Authors
Evan Brown Luke Kawa

Our highest-conviction view for 2024 was that global stocks would rise to fresh all-time highs without any meaningful decline in government bond yields. That has now come to pass – faster than we anticipated – and for good reasons: Growth is solid, labor markets are strong and disinflation is well underway.

But what now?

A soft landing for the US and global economy is still our base case. However, this optimistic economic view has been increasingly embedded in markets for more than three months with little interruption. A mix of technical and fundamental factors lead us to believe that this narrative could become somewhat challenged on a tactical basis.

We have held an overweight to global equities since early June 2023 but are now turning neutral. Simply, our modal economic scenario has firmly become the consensus view, so the risk-reward proposition for equities is no longer as attractive as it has been. We suspect faith in the soft-landing consensus may come under some pressure in coming months, leaving opportunities to reengage on weakness in equity markets.

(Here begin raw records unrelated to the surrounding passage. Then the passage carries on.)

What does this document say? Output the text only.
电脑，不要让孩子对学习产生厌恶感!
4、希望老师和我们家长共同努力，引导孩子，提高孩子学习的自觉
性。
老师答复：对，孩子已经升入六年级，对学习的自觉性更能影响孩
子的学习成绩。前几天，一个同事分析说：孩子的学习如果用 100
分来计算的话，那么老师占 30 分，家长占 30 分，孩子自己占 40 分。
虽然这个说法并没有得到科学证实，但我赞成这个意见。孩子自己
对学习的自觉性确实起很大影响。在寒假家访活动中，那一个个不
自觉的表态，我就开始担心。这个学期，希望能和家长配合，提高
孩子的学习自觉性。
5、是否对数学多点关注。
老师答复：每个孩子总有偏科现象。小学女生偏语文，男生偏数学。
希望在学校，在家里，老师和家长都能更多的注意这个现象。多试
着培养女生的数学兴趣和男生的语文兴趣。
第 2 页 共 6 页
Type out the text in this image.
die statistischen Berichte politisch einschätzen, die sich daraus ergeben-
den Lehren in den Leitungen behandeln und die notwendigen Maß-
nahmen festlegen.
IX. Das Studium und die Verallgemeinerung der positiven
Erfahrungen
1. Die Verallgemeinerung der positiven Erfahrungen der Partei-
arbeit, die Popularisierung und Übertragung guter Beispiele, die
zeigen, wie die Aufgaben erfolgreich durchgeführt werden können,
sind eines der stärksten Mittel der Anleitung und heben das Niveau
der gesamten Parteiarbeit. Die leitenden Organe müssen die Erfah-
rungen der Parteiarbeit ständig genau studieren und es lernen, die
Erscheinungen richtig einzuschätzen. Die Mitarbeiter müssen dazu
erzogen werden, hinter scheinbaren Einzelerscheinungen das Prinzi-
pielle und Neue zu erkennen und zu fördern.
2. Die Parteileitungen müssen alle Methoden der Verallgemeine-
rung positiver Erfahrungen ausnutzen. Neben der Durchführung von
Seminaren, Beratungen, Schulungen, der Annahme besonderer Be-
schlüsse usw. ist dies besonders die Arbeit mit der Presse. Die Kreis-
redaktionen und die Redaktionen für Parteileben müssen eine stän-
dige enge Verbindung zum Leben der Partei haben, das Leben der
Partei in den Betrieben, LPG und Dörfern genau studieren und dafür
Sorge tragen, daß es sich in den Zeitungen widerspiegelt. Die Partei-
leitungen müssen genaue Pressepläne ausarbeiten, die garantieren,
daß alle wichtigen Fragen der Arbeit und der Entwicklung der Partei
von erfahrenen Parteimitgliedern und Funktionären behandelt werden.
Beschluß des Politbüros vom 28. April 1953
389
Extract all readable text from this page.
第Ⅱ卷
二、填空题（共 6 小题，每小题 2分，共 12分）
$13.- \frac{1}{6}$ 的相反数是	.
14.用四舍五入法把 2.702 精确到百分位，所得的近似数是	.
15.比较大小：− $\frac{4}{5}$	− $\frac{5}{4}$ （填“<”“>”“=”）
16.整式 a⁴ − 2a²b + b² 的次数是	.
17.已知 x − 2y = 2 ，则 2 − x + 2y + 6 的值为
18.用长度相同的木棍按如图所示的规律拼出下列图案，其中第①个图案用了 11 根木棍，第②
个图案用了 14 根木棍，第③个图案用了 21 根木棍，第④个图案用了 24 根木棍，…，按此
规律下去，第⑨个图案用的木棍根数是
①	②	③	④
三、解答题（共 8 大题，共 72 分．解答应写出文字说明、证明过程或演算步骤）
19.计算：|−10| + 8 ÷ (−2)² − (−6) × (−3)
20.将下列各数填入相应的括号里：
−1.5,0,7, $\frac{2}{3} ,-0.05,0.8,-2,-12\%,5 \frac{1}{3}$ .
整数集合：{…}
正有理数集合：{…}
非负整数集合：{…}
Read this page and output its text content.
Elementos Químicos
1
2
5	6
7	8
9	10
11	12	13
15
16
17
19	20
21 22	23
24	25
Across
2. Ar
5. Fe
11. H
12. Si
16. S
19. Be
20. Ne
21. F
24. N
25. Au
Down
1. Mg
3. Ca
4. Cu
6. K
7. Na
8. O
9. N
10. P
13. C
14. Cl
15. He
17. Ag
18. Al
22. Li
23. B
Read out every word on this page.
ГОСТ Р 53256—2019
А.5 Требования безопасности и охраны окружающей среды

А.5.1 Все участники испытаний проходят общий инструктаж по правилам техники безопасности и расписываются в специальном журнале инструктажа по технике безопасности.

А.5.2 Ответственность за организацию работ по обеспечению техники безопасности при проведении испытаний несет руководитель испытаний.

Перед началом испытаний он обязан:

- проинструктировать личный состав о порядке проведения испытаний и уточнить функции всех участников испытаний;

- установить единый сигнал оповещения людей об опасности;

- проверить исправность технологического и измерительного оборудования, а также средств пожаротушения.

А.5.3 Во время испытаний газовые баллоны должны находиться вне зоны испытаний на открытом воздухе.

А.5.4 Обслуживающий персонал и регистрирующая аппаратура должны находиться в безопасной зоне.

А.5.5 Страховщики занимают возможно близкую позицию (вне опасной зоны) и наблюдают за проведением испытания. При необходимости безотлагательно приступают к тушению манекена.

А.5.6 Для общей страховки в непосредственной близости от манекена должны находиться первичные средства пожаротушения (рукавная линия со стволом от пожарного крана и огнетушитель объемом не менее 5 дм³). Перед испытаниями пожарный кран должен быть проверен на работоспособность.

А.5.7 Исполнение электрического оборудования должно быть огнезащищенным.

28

Short-term doubt in soft landing

Core PCE inflation ended 2023 below the Federal Reserve’s target at 1.9% on a six-month annualized basis, and Q4 GDP growth came in stronger than expected at 3.3%. This scenario, in our view, is close to ‘as good as it gets.’ Indeed, we project three-month and six-month annualized readings of inflation to accelerate temporarily in the coming months before resuming their disinflationary trend. A modest pickup in price pressures may complicate the Fed’s ability to gain greater confidence that inflation is heading durably back to target. While we still expect a few rate cuts this year, a Fed that drags its feet on easing could unsettle markets for a period, if investors start to question the soft landing narrative.

Meanwhile, our leading indicator for earnings revisions has become more neutral recently – even amid surprisingly strong US growth. The renewed rally in the US dollar so far this year is poised to weigh somewhat on US multinationals’ earnings power. And the failure of bond volatility to decisively fall out of the elevated range it has been stuck in since the Fed’s tightening cycle began may crimp what have become rather rich valuations.

Technical difficulties

The internals of the equity market may be starting to ‘sniff out’ some of these headwinds. Despite major equity indexes hitting all-time highs, market breadth has been narrowing with the share of S&P 500 constituents trading above their 50-day moving averages falling sharply.

With the S&P 500 trading around 5,000, we expect some ’round number fatigue.’ The S&P 500 stalled or weakened when first surpassing two of its last three 1000-point milestones. In 2014 and 2019, US stocks traded sideways for at least three months after breaching 2000 and 3000, respectively. The path above 4000 did not follow this pattern in 2021. But while we agree that the earnings backdrop is solid now, it is not nearly as robust as in 2021 – a unique year in which calendar year profit estimates were persistently revised to the upside by an unusually large degree.

Some positioning metrics, like the AAII investor survey and CFTC asset manager futures positioning, are stretched to the upside. The implied correlation of the top S&P 500 constituents is at extremely low levels vs. history. This means equity investors are ill-prepared for any perceived change in the macro backdrop that could cause stocks to move lower in unison.

Asset allocation

We retain an optimistic view on the global economy and for global stocks in the medium term. But tactically, we believe it is time to press pause on what has been a historically strong equity rally.

Returns of 15.8% for the three months ending January rank in the 97th percentile for the MSCI World Index over its history. Over the past 30 years, the only periods of better performance occurred during the dot-com bubble, the end of recession-induced bear markets, and the successful breakthrough on vaccinations that allowed for the start of a return to normal from the COVID-19 pandemic.

A neutral view on equities is not an outright bearish call, and there are pockets of risk assets we still embrace. In particular, we continue to favor Japanese equities, which are highly levered to the post-pandemic improved nominal growth environment, have more shareholder-friendly corporate governance, and accommodative monetary policy even as the BoJ embarks on a slow tightening cycle. We fund this position out of Swiss equities, where our leading indicators point to significant earnings weakness relative to other regions.